Recreation and shopping
With more than 190 parks, beaches, and a stunning backdrop of the Rocky Mountains, many Vancouverites take their relaxation seriously. With over 27 km of walking trails, Stanley Park city’s largest urban park. Here you’ll find people hiking, jogging, cycling, or rollerblading. As well as its famous seawall, this urban oasis is also home to the Vancouver Aquarium, First Nations Totem Poles, and three beautiful gardens. Dr. Sun Yat-Sen Classical Chinese Garden in the heart of Chinatown hosts exhibitions and classes. Further out, Grouse Mountain in North Vancouver is one of the city’s most popular destinations, with skiing, snowshoeing, and ziplining.

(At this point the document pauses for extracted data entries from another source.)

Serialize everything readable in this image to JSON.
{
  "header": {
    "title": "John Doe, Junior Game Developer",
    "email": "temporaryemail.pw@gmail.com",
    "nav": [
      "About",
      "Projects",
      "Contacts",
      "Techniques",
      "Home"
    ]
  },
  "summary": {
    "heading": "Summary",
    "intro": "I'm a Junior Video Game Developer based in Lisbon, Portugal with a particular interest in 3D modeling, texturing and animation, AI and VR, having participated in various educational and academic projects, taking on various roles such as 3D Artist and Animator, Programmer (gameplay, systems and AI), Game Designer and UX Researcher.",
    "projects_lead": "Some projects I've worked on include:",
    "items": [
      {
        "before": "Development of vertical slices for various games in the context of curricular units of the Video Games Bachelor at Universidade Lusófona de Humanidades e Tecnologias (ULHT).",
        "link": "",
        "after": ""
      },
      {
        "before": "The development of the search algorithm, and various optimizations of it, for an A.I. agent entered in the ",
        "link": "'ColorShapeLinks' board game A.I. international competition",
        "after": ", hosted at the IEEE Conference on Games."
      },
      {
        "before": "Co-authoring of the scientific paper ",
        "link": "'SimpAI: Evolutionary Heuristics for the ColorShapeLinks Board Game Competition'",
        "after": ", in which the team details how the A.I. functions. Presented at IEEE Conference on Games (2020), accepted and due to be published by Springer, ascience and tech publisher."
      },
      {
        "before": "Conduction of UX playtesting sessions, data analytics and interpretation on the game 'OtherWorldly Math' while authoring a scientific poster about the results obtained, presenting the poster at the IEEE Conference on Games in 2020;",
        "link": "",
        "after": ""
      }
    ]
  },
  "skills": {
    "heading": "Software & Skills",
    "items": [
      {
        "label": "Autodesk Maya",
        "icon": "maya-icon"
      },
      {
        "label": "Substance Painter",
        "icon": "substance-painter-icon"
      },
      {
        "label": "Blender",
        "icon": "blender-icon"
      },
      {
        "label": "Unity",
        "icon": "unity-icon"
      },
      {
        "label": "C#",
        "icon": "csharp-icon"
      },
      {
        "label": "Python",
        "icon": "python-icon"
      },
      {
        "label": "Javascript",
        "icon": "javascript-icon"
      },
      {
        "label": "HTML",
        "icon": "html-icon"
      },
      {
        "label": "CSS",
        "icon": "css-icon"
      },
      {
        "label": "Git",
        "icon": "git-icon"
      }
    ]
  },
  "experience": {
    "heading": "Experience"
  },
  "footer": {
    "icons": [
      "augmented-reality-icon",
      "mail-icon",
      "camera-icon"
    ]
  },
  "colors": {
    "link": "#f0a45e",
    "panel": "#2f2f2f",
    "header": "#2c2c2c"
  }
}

Kitsilano Beach is popular with locals and has a heated outdoor pool, while English Bay is popular with rollerbladers or families picnicking. It’s also an ideal location to watch the Celebration of Light fireworks display in the summer.
The city is also home to major festivals, including the Vancouver Cherry Blossom Festival each spring, Bard on the Beach, International Jazz Festival, Dragon Boat Festival, and the PuSh International Performing Arts Festival.
When it comes to shopping, Vancouver offers a mix of large department stores, boutiques, and one-of-a-kind outlets. Centrally located, Robson Street is the city’s most popular shopping area and contains a wide range of brand-name stores. The Pacific Centre in downtown Vancouver is an indoor mall that runs for several blocks and contains over 100 stores, including Holt Renfrew and Nordstrom. Granville Island Public Market is a popular place to pick up artisan foods, jewellery, and unique crafts, while South Granville has a mix of high-end boutiques and art galleries.
The Vancouver School Board (VSB) operates a multicultural school district with around 55,000 students attending 89 elementary and 18 secondary schools. Vancouver also has some excellent private schools, including York House School, West Point Grey Academy and Collingwood School.
For post-secondary education, the University of British Columbia (UBC) has a reputation for world-class educators and researchers and was recently ranked among the top 20 public universities in the world. Consistently ranked as one of Canada’s top universities, Simon Fraser University has a campus in Vancouver. The Emily Carr University of Art + Design (ECU) specializes in education and research in the creative sector. Vancouver Community College offers apprentice training, culinary and business accreditation.
The average rent in Vancouver for a studio apartment is $1,650 CAD, a one-bedroom apartment is $1,925 CAD and a two-bedroom apartment is $2,600 CAD, according to Zumper. Read more about top tips for first-time renters in Vancouver.
The Crime Severity Index for Vancouver is 108, higher than the Canadian average of 75.01. However, West Vancouver is 63, and the City of North Vancouver is 71.